In response to March 15 editorial
I feel you overstepped your position as editor by referring to people as bar flies. Comparing the train whistle issue with the smoking ban in bars is like comparing chalk and cheese and saying they’re the same. Smoking is a choice and so is going to the bar where smoking was allowed. If I didn’t want to smell of smoke then I didn’t go. Crossing the tracks isn’t if you live in Ridgemont, want to go to the pool, skateboard park, Rocky Mountain Village or live in the New Horizons.
I worked at The Free Press for over five years with Mr.
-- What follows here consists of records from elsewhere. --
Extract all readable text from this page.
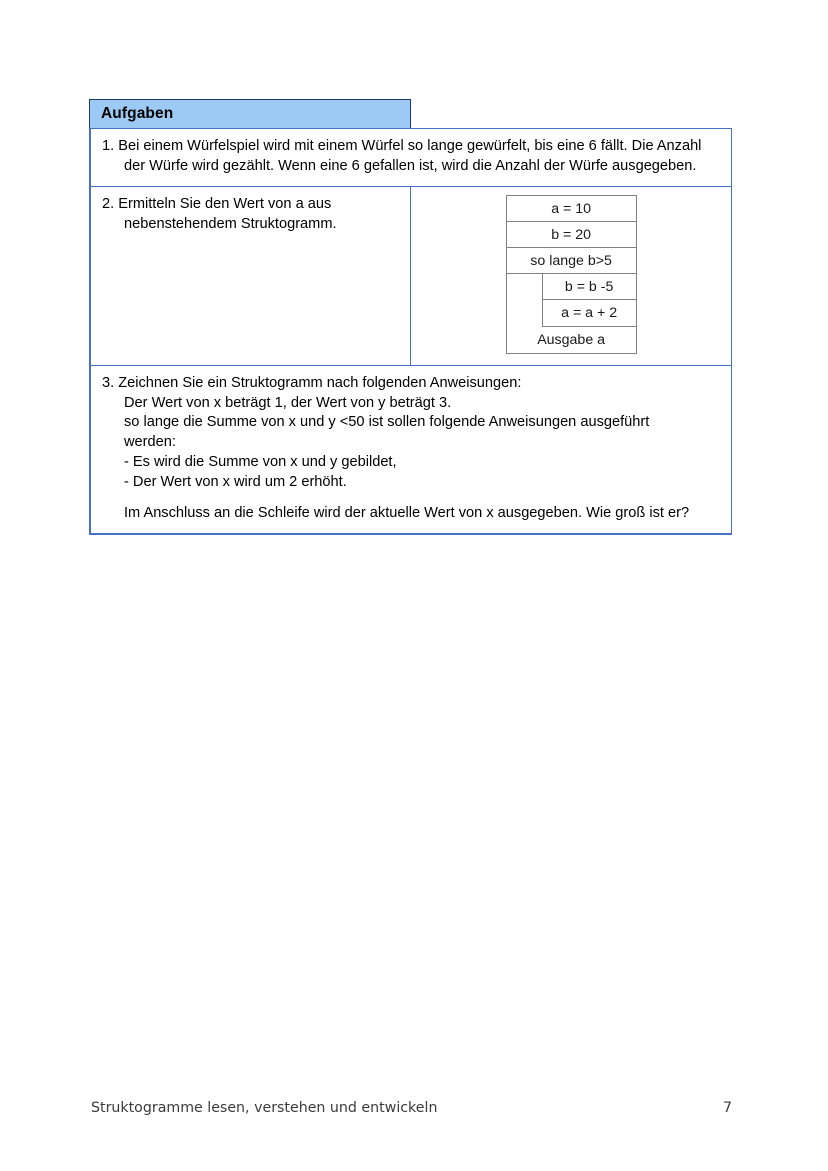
Aufgaben
1. Bei einem Würfelspiel wird mit einem Würfel so lange gewürfelt, bis eine 6 fällt. Die Anzahl der Würfe wird gezählt. Wenn eine 6 gefallen ist, wird die Anzahl der Würfe ausgegeben.

2. Ermitteln Sie den Wert von a aus
nebenstehendem Struktogramm.

a = 10
b = 20
so lange b>5
b = b -5
a = a + 2
Ausgabe a

3. Zeichnen Sie ein Struktogramm nach folgenden Anweisungen:
Der Wert von x beträgt 1, der Wert von y beträgt 3.
so lange die Summe von x und y <50 ist sollen folgende Anweisungen ausgeführt
werden:
- Es wird die Summe von x und y gebildet,
- Der Wert von x wird um 2 erhöht.
Im Anschluss an die Schleife wird der aktuelle Wert von x ausgegeben. Wie groß ist er?
Struktogramme lesen, verstehen und entwickeln	7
Lloyd Phillips- Editor and Adrian Kennedy- Owner and never saw them put an interview on hold for the train whistle.
People who choose to buy homes on First or Second Avenue or anywhere else near the tracks know there will be whistles and shuddering steel this is your choice so don’t complain. I agree with Dave Gildea that this is real estate motivated.
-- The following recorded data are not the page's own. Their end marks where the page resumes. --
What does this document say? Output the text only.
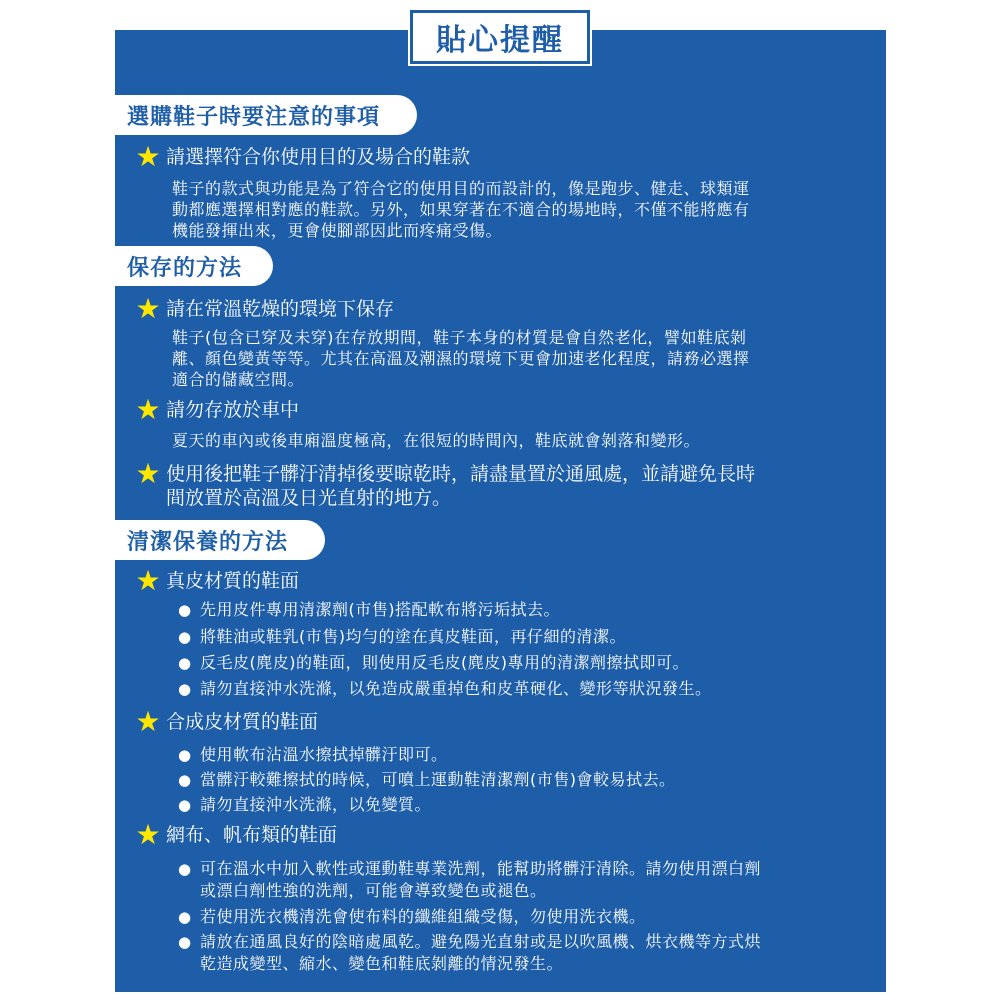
貼心提醒
選購鞋子時要注意的事項
★ 請選擇符合你使用目的及場合的鞋款
鞋子的款式與功能是為了符合它的使用目的而設計的，像是跑步、健走、球類運
動都應選擇相對應的鞋款。另外，如果穿著在不適合的場地時，不僅不能將應有
機能發揮出來，更會使腳部因此而疼痛受傷。
保存的方法
★ 請在常溫乾燥的環境下保存
鞋子(包含已穿及未穿)在存放期間，鞋子本身的材質是會自然老化，譬如鞋底剝
離、顏色變黃等等。尤其在高溫及潮濕的環境下更會加速老化程度，請務必選擇
適合的儲藏空間。
★ 請勿存放於車中
夏天的車內或後車廂溫度極高，在很短的時間內，鞋底就會剝落和變形。
★ 使用後把鞋子髒汙清掉後要晾乾時，請盡量置於通風處，並請避免長時
間放置於高溫及日光直射的地方。
清潔保養的方法
★ 真皮材質的鞋面
● 先用皮件專用清潔劑(市售)搭配軟布將污垢拭去。
● 將鞋油或鞋乳(市售)均勻的塗在真皮鞋面，再仔細的清潔。
● 反毛皮(麂皮)的鞋面，則使用反毛皮(麂皮)專用的清潔劑擦拭即可。
● 請勿直接沖水洗滌，以免造成嚴重掉色和皮革硬化、變形等狀況發生。
★ 合成皮材質的鞋面
● 使用軟布沾溫水擦拭掉髒汙即可。
● 當髒汙較難擦拭的時候，可噴上運動鞋清潔劑(市售)會較易拭去。
● 請勿直接沖水洗滌，以免變質。
★ 網布、帆布類的鞋面
● 可在溫水中加入軟性或運動鞋專業洗劑，能幫助將髒汙清除。請勿使用漂白劑
或漂白劑性強的洗劑，可能會導致變色或褪色。
● 若使用洗衣機清洗會使布料的纖維組織受傷，勿使用洗衣機。
● 請放在通風良好的陰暗處風乾。避免陽光直射或是以吹風機、烘衣機等方式烘
乾造成變型、縮水、變色和鞋底剝離的情況發生。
I hope the tax payers will be fully informed of the total cost of the fencing and any other costs (insurance) etc. they will be expected to bear if the whistle is stopped.
We live 10 miles out of town and don’t complain about the blasting of the ski-hill. We got used to it. We all have to compromise at times and I believe for safety’s sake this is one of those times. Leave the train whistle alone.